Hal tersebut mungkin bisa diadopsi untuk mensosialisasikan EBT ke pedesaan. Seorang ‘penyuluh EBT’ bisa membina masyarakat pedesaan untuk mengaplikasikan EBT dari hal-hal yang sederhana sampai sektor yang lebih besar, bahkan komersialisasinya. Satu desa akan memiliki satu penyuluh, sehingga penyuluhan EBT bisa lebih intensif dan efisien, dan keberlanjutan penerapan EBT ini setidaknya bisa diawasi oleh penyuluh. Tentu saja pemerintah yang paling berperan dalam menggerakkan penyuluh ini.
Apabila hal ini berhasil, seluruh lapisan masyarakat akan mengenal dan memahami EBT. Tantangan selanjutnya untuk mewujudkan swasembada energi akan berhadapan dengan isu politik yang telah diungkapkan Komaidi Notonegoro sebelumnya.
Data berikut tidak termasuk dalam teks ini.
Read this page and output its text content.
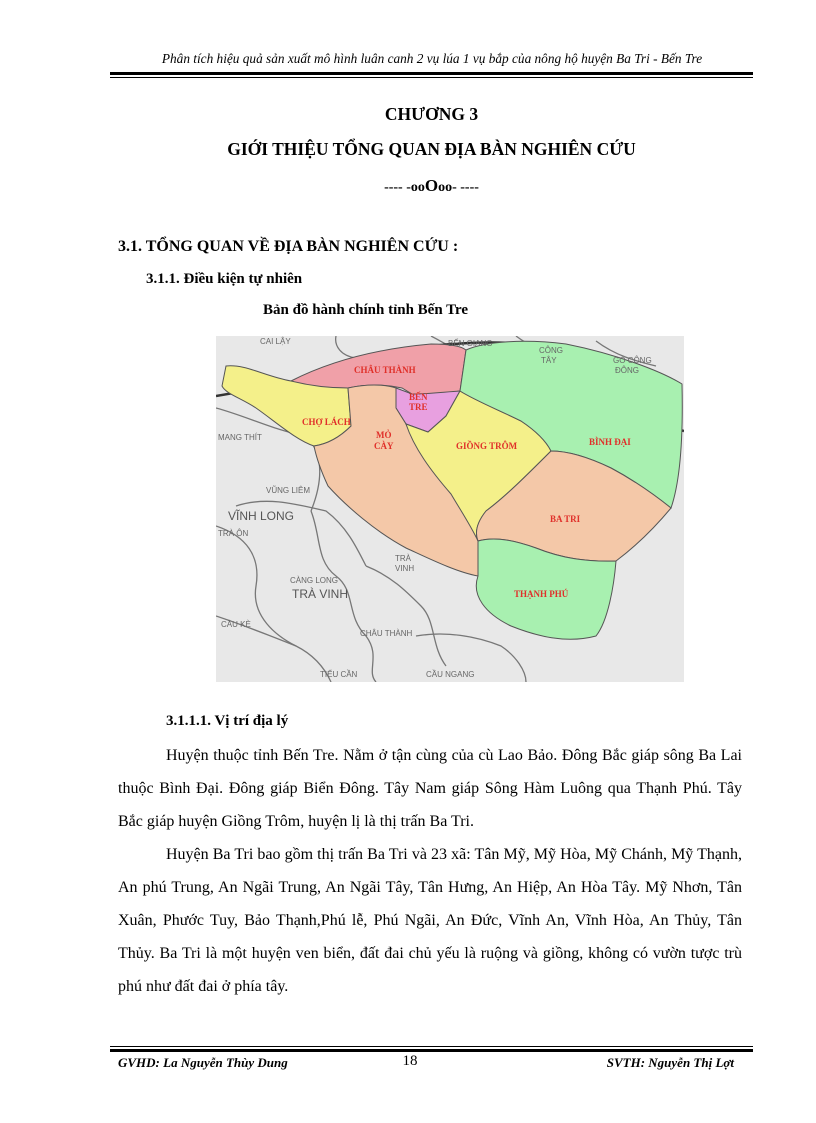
Phân tích hiệu quả sản xuất mô hình luân canh 2 vụ lúa 1 vụ bắp của nông hộ huyện Ba Tri - Bến Tre
CHƯƠNG 3
GIỚI THIỆU TỔNG QUAN ĐỊA BÀN NGHIÊN CỨU
---- -ooOoo- ----
3.1. TỔNG QUAN VỀ ĐỊA BÀN NGHIÊN CỨU :
3.1.1. Điều kiện tự nhiên
Bản đồ hành chính tỉnh Bến Tre
CHÂU THÀNH
BẾN
TRE
CHỢ LÁCH
MỎ
CÀY	GIỒNG TRÔM	BÌNH ĐẠI
BA TRI
THẠNH PHÚ
CAI LẬY	BẾN GIANG
CÔNG
TÂY	GÒ CÔNG
ĐÔNG
MANG THÍT
VŨNG LIÊM
TRÀ ÔN
CÀNG LONG
TRÀ
VINH
CẦU KÈ
CHÂU THÀNH
TIỂU CẦN	CẦU NGANG
VĨNH LONG
TRÀ VINH
3.1.1.1. Vị trí địa lý

Huyện thuộc tỉnh Bến Tre. Nằm ở tận cùng của cù Lao Bảo. Đông Bắc giáp sông Ba Lai thuộc Bình Đại. Đông giáp Biển Đông. Tây Nam giáp Sông Hàm Luông qua Thạnh Phú. Tây Bắc giáp huyện Giồng Trôm, huyện lị là thị trấn Ba Tri.

Huyện Ba Tri bao gồm thị trấn Ba Tri và 23 xã: Tân Mỹ, Mỹ Hòa, Mỹ Chánh, Mỹ Thạnh, An phú Trung, An Ngãi Trung, An Ngãi Tây, Tân Hưng, An Hiệp, An Hòa Tây. Mỹ Nhơn, Tân Xuân, Phước Tuy, Bảo Thạnh,Phú lễ, Phú Ngãi, An Đức, Vĩnh An, Vĩnh Hòa, An Thủy, Tân Thủy. Ba Tri là một huyện ven biển, đất đai chủ yếu là ruộng và giồng, không có vườn tược trù phú như đất đai ở phía tây.

GVHD: La Nguyễn Thùy Dung	18	SVTH: Nguyễn Thị Lợt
Jika ditanya, mungkinkah Indonesia mewujudkan swasembada energi?
Jawabannya mungkin. Akan tetapi, benar adanya bahwa hal itu sangat tidak mudah dan butuh perencanaan dan langkah-langkah yang sangat panjang. Namun, belajar dari sektor pangan, saya berpendapat bahwa langkah pertama dan paling sederhana yang bisa kita lakukan untuk mewujudkan cita-cita besar ini adalah dengan membumikan isu EBT ke seluruh masyarakat Indonesia.
Saya tertarik untuk memodifikasi ucapan Kissinger di awal, yaitu “Kuasai pangan, maka rakyat akan kuat. Kuasai energi, maka bangsa akan kuat.”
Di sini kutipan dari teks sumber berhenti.